If $E$ is Lebesgue measurable, show that there exists a closed set $F$ with $F \subset E$ and $m(E\setminus F)<\epsilon$

Question

Just having trouble with this problem. First, it says to prove that if $E$ is Lebesgue Measurable, and $\epsilon>0$ is arbitrary, then there is an open $O$ such that $E \subset O$ and $m(O\setminus E)<\epsilon$. Now for this part, since $E$ is Lebesgue measurable, I was able to take the definition of being Lebesgue outer measurable (the infimum of open coverings of $E$) and easily construct $O$ from that, and it works out.

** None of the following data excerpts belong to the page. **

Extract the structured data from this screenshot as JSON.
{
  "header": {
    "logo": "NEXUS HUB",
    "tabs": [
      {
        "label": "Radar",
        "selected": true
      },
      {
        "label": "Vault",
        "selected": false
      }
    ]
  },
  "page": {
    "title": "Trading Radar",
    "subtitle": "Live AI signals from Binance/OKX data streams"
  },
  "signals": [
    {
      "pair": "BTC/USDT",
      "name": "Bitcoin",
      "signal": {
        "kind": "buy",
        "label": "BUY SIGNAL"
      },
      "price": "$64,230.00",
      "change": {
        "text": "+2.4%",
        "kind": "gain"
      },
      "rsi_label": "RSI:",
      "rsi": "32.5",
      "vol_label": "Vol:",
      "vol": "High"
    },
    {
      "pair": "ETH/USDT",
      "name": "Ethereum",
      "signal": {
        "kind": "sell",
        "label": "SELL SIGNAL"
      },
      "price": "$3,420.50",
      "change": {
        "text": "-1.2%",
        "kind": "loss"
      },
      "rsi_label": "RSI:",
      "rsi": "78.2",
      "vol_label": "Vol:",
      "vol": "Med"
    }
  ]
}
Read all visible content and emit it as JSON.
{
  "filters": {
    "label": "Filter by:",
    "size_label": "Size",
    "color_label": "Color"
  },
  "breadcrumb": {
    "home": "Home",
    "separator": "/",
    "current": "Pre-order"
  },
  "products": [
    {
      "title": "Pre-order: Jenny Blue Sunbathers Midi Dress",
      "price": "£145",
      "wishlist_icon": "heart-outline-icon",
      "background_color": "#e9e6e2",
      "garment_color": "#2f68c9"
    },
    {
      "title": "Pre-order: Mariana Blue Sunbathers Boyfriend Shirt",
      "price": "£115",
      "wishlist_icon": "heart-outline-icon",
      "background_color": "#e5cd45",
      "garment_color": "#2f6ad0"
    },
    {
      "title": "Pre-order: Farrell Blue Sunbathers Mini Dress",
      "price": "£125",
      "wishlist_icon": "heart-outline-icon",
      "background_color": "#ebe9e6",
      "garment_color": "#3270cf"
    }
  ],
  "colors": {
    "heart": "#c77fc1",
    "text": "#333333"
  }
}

But now I want to show that there is an $F$ closed with $F \subset E$ and $M(E\setminus F)<\epsilon$. The problem is, I can't figure out how to construct this $F$! The idea seems obvious intuitively, but I feel like I am given no tools for constructing a closed subset of an arbitrary set that satisfies these conditions. Am I missing something obvious here?

Thanks!!

Answer 1

If $E$ is measurable, then its complement $E^\complement$ is also measurable and we can find an open set $W$ so that $E^\complement \subset W$ and $m(W - E^\complement) < \varepsilon$. Let $F = W^\complement$ be a closed set. Since $E^\complement \subset W$, we have $F \subset E$. Moreover, $W-E^\complement = E-F$. Hence $m(E-F) < \varepsilon$.